Keira Mary Brooks bewegte die Hüften auf dem beengten Sitz, weil der Po schmerzte und die Glieder taub waren. Sie reiste in der Touristenklasse, da man ihr im Reisebüro versichert hatte, damit könne sie bei dem vierundzwanzigstündigen Flug ein Vermögen sparen.

Keira seufzte. Wie konnte man ein Vermögen sparen, wenn man keins besaß? Wegen ihrer hoffnungslosen Finanzlage hätte sie sich einen teureren Platz gar nicht zu leisten vermocht. Der Angestellte im Reisebüro hätte sie lieber darauf hinweisen sollen, dass sie für den Billigtarif den unbequemsten Platz in der Boeing 747 in Kauf nehmen musste.

Keira war auf ihrem Mittelsitz in den mittleren Reihen im Mittelteil der Maschine buchstäblich eingekeilt. Aber damit nicht genug. Sie saß ausgerechnet zwischen einem älteren schwergewichtigen Herrn, der früher Ringer gewesen sein musste, und einer Dame, die mit ihrer Leibesfülle gut in einem Zirkus hätte auftreten können.

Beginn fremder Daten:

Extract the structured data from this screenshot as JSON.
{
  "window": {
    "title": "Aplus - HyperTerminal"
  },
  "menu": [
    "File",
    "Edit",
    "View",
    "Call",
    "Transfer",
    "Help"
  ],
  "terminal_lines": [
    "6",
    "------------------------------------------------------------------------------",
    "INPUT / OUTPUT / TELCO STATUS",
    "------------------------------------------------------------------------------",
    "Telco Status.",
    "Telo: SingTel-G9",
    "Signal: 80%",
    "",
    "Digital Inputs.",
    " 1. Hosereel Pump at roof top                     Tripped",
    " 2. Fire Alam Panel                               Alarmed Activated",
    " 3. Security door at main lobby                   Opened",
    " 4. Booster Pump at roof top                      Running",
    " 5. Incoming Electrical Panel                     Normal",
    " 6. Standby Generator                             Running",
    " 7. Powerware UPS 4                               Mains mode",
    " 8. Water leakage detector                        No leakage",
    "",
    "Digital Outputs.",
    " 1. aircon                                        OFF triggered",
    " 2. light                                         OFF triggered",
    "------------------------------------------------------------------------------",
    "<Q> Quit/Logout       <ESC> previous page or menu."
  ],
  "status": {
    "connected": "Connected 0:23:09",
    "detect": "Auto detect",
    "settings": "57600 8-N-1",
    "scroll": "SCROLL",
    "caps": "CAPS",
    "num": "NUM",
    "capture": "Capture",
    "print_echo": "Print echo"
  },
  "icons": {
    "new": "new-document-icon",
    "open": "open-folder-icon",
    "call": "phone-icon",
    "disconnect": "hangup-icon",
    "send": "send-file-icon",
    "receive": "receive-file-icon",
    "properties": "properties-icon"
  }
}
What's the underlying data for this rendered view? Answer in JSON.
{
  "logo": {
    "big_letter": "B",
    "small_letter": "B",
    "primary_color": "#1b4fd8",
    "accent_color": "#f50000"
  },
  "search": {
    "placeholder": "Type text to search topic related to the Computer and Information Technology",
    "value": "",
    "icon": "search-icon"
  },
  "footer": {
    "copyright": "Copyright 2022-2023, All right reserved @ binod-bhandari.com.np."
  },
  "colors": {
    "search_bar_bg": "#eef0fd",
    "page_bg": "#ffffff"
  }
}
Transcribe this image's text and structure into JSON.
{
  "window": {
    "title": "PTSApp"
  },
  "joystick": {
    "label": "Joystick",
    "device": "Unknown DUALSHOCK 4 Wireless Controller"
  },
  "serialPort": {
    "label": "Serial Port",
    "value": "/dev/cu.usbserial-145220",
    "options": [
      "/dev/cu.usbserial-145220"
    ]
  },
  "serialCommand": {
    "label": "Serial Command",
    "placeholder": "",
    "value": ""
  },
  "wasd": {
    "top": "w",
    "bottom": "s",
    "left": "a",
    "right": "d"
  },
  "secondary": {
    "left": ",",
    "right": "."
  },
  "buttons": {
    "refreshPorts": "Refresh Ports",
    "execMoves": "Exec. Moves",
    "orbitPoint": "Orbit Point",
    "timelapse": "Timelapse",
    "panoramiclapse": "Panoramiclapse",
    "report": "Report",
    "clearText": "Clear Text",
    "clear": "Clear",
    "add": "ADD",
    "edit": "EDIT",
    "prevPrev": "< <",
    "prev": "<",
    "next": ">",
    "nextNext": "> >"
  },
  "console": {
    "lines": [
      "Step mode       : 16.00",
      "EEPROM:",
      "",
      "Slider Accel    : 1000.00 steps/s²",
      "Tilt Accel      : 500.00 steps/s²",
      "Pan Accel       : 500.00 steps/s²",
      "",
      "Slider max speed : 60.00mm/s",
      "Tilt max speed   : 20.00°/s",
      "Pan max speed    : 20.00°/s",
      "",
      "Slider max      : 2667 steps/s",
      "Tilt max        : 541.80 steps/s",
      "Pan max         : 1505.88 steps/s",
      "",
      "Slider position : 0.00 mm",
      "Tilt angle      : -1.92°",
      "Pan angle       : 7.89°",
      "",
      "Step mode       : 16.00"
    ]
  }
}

Vorsichtig verlagerte Keira das Gewicht nach links, um ihr Kreuz zu entlasten, dabei bemerkte sie, dass der massige Mann sie beobachtete. Sie musste den Kopf ein gutes Stück heben, um zu dem Mann aufsehen zu können, denn sie reichte ihm nur bis zur Schulter.

Er hatte ein fleischiges Gesicht, das durch seinen Walrossschnurrbart interessanter wurde, und machte einen steifen, würdevollen Eindruck. Die wenigen Worte, die der Mann im Laufe der dreiundzwanzig Flugstunden mit der Stewardess gesprochen hatte, wiesen ihn als Engländer aus. Der lange Flug schien ihn allerdings um die berühmte britische Zurückhaltung gebracht zu haben, denn er fuhr fort, Keira anzustarren.

Sie war es gewöhnt, die Aufmerksamkeit anderer zu erregen. In Ländern mit überwiegend dunkler Bevölkerung fiel Keira mit ihrem hellen, seidigen Haar, das alle Schattierungen von Weizenblond bis Goldblond aufwies, unweigerlich auf. Obwohl sie es für die Reise zu einem dicken Zopf geflochten hatte, der ihr über die Schulter fiel, zog Keira auch jetzt die Blicke auf sich.

Eigentlich hätten Keiras Augenbrauen und Wimpern auch blond sein müssen, doch sie waren hellbraun, was den grünen Augen einen geheimnisvollen Ausdruck verlieh. Der Blick des „pensionierten Ringers“ verweilte lange auf ihren Augen, ehe er zu der geraden Nase und zum Mund glitt.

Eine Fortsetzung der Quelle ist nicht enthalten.